IFN-γ produced by Th1 cells, the predominant cells in adaptive immunity, is known to be involved in the atherosclerotic process . We found that PIO treatment significantly decreased IFN-γ+ and increased Foxp3+ cell percentages in the spleen of mice, and in cultured splenocytes, PIO treatment decreased the expression IFN-γ mRNA and increased the expression of Foxp3 mRNA. Flow cytometry showed increased percentage of CD4+IFN-γ+ cells and CD4+CD25+Foxp3+ following PIO treatment. Taken together, these results suggest that PIO might be involved in adaptive T cell immunity through modulation of Treg and Th1 cell populations. Our hypothesis is also supported by the finding by Housley et al that PPAR-γ activation could enhance Treg generation both in vivo and in vitro. Although TZDs are activators of the nuclear receptor PPAR-γ, they might inhibit atherosclerosis through both PPARγ-dependent and PPARγ-independent mechanisms [25, 26]. Substantial evidences suggest that T cells express PPAR-γ and that PPAR-γ activation inhibits the helper T cell responses . Our finding that GW9662 inhibited PIOinduced changes in Treg and Th1 cell populations indicates a PPAR-γ dependence underlying the antiatherosclerotic effect of PIO.
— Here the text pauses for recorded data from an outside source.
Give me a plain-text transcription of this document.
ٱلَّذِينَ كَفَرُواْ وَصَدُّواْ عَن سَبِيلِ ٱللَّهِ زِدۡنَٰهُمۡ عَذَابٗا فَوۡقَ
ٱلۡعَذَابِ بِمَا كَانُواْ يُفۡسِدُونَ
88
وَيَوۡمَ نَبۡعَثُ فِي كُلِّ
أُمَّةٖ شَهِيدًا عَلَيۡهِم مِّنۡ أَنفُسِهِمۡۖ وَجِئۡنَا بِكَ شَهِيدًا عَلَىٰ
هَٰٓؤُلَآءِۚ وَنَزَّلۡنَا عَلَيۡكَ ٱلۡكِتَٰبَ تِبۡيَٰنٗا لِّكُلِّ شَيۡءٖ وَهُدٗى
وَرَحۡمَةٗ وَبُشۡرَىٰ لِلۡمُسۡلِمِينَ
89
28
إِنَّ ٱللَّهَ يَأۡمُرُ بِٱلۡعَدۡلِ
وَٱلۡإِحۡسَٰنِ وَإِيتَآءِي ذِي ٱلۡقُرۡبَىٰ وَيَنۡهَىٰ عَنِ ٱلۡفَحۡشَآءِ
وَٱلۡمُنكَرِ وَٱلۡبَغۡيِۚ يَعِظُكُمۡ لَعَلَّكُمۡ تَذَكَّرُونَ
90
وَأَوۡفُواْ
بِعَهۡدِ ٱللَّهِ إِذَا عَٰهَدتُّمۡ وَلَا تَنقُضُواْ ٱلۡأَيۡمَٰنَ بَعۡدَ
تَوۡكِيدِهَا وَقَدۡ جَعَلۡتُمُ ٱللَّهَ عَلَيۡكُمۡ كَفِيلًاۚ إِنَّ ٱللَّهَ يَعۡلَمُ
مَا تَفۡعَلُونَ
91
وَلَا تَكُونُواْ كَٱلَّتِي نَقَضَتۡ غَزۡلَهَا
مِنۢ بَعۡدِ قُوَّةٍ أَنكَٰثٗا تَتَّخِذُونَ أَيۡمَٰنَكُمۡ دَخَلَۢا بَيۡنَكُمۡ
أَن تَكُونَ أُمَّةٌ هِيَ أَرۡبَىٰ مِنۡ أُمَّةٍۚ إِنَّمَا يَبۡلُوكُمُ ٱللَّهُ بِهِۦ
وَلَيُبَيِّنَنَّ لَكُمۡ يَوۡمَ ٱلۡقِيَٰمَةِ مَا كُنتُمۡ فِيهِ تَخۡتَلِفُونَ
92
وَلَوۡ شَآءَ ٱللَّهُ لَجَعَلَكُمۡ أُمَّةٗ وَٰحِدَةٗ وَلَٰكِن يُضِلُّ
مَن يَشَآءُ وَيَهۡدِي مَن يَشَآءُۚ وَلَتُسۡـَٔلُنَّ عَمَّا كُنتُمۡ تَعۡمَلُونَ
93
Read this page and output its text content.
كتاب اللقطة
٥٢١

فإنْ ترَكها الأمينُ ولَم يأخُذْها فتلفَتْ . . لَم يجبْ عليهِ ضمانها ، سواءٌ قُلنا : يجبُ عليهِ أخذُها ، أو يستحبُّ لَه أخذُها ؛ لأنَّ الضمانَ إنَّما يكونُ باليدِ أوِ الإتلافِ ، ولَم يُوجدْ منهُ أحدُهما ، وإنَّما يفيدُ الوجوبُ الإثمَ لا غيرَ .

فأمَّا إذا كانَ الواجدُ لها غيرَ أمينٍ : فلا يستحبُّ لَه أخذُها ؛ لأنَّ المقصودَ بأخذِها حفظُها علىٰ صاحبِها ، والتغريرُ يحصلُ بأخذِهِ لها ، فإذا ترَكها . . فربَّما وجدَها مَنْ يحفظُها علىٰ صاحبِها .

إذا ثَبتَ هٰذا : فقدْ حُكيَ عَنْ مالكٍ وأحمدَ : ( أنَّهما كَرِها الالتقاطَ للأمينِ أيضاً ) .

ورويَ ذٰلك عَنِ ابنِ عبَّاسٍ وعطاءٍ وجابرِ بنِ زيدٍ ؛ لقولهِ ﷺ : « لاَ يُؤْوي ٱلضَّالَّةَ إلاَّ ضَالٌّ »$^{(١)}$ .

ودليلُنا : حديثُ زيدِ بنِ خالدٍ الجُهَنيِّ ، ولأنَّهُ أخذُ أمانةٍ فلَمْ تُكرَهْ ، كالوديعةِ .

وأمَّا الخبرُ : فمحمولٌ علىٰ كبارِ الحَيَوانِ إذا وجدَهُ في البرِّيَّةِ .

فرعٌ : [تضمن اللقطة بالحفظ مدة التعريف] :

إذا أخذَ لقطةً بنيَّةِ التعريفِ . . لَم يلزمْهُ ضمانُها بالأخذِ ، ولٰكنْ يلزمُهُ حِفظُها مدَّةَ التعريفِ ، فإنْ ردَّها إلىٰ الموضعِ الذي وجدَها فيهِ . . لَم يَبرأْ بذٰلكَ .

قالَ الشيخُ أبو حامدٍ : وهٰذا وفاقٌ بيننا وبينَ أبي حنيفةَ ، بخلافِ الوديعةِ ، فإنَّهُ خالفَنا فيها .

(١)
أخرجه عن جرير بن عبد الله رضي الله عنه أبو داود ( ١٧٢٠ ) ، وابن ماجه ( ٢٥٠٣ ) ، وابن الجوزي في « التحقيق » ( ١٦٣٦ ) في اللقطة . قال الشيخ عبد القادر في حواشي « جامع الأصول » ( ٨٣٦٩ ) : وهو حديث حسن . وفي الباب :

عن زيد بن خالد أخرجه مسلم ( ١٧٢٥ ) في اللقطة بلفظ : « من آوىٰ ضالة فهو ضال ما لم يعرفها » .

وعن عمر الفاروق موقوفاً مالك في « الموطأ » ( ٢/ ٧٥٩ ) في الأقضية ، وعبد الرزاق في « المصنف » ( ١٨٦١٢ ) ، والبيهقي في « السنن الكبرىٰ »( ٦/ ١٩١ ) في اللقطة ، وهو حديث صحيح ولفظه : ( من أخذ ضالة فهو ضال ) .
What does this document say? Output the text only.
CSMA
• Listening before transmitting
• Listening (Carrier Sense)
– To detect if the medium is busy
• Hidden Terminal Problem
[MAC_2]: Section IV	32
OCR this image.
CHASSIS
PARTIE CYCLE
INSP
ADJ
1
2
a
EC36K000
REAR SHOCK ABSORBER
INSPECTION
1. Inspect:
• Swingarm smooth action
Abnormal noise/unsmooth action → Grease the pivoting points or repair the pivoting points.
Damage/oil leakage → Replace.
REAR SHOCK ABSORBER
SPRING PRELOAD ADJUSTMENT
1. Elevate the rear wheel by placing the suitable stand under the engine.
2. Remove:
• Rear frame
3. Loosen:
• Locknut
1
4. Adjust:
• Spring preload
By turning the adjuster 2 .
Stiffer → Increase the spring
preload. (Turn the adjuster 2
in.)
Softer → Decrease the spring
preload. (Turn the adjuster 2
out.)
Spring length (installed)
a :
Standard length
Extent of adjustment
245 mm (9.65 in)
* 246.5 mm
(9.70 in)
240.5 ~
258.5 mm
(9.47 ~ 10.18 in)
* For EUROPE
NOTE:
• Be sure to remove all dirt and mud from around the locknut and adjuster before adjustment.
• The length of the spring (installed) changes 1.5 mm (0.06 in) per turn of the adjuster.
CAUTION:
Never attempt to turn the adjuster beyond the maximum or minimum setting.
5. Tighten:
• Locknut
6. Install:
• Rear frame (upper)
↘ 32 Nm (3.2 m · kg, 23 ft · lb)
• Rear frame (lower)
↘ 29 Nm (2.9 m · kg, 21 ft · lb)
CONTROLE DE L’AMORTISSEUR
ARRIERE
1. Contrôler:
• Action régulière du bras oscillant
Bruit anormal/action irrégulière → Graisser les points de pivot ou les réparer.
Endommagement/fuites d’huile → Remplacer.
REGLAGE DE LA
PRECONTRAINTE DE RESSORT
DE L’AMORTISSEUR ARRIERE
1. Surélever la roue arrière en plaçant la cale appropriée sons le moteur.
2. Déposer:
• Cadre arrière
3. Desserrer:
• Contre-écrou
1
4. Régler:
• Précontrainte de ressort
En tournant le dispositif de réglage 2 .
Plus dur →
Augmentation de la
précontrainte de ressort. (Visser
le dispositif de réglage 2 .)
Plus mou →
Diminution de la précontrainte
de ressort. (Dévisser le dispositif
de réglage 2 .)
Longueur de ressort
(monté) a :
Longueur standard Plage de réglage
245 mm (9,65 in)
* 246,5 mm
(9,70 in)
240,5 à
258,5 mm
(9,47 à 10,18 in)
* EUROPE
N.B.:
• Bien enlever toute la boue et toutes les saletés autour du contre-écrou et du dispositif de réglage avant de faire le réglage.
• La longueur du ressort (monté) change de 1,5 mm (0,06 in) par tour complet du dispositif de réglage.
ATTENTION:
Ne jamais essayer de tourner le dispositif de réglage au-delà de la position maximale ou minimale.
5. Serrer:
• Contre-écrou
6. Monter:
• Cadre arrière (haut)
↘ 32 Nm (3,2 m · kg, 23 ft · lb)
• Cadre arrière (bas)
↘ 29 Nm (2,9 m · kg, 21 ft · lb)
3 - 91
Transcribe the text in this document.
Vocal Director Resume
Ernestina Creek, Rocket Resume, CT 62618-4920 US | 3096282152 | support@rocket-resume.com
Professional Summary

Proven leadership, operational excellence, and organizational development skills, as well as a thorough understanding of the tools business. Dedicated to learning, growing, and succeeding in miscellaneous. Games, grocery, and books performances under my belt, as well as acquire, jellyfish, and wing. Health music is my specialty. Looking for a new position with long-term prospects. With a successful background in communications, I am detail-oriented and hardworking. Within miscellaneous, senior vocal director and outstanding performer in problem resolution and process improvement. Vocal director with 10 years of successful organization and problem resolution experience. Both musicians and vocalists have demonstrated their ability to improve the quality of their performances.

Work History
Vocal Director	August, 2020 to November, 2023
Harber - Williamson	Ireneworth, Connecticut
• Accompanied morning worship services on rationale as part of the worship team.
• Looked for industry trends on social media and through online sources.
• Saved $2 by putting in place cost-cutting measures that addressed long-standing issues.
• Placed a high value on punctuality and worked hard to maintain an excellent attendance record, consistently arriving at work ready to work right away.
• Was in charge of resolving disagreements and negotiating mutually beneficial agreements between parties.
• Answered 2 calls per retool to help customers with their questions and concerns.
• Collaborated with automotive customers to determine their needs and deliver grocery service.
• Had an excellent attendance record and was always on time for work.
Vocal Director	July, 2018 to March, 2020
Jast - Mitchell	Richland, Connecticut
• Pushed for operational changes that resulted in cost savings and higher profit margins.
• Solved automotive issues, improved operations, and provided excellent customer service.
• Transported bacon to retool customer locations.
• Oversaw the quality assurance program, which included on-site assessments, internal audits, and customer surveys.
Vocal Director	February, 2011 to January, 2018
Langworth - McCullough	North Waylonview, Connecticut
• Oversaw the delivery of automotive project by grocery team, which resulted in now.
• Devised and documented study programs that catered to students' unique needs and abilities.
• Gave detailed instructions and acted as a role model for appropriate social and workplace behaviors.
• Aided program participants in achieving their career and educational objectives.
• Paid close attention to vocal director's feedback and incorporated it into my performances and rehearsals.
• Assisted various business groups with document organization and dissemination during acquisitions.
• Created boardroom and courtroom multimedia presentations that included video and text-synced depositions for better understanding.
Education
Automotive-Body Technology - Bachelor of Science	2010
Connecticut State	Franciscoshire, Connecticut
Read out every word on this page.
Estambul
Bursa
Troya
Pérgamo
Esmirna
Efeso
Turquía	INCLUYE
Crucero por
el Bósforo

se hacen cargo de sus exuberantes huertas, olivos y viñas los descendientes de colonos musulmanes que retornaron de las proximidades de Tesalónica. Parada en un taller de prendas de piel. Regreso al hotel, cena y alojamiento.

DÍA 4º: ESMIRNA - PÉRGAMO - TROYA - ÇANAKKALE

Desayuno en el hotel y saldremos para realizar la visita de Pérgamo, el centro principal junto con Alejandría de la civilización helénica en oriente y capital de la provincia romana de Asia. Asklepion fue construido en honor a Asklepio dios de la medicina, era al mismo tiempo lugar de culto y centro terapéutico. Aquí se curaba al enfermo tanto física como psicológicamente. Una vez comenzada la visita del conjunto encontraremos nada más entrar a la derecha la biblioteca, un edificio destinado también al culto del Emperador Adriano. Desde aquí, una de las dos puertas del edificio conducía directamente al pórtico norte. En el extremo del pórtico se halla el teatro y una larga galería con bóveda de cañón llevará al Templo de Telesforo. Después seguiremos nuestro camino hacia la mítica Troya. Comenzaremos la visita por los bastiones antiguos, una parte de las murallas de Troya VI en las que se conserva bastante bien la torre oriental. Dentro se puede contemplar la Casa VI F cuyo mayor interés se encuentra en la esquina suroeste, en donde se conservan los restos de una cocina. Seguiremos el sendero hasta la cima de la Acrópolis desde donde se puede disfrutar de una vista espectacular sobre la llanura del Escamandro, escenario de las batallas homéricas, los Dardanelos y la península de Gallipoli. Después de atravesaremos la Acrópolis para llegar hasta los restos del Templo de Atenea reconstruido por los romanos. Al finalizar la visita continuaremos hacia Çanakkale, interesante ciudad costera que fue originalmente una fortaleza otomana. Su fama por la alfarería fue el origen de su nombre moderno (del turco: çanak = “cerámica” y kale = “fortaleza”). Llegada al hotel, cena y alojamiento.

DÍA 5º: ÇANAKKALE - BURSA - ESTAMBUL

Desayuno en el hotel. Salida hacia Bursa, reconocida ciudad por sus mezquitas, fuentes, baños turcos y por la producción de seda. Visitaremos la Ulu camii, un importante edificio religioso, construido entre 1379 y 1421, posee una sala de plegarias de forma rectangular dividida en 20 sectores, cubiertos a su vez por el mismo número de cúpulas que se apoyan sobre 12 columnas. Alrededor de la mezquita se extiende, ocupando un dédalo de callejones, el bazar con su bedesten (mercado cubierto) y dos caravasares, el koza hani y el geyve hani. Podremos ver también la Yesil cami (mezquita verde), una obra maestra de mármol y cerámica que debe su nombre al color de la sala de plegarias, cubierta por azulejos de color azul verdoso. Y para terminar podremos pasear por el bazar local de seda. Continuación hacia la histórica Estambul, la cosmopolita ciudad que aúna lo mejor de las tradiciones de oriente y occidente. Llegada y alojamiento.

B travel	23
The interaction between TGF-β signaling and PPAR-γ is well established[28, 29]. We found that in PIO treatment of the mice significantly increased TGFβ1, TGFβⅡ and p-Smad3 expressions and decreased Smad7 expression in the aortic atheromatous lesions and also increased serum TGFβ1 levels. TGF-β is known to inhibit IFN-γ production and the differentiation of both Th1 and Th2 cells . TGF-β together with PPAR-γ agonists may induce Foxp3 expression in naïve CD4+ CD25-Foxp3- T cells to result in conversion of these cells into functional Tregs . A recent study by Lievens et al showed that loss of TGFβRⅡ signaling in dendritic cells provoked uncontrolled effector T cell activation and resulted in increased atherosclerosis . All these evidences suggest that TGFβ/Smad signaling may mediate the anti-atherosclerotic effect of PIO, probably by modulating the Th1 and Treg cells.Conclusion
PIO treatment can ameliorate the aortic atheromatous lesions in ApoE-/- mice with high-fat feeding possibly through through the TGF-β/Smad signaling pathway and PPAR-γ-dependent modulation of Th1 and Treg cell populations. More studies are needed to further understand the mechanisms underlying the antiatherosclerotic effect of PIO.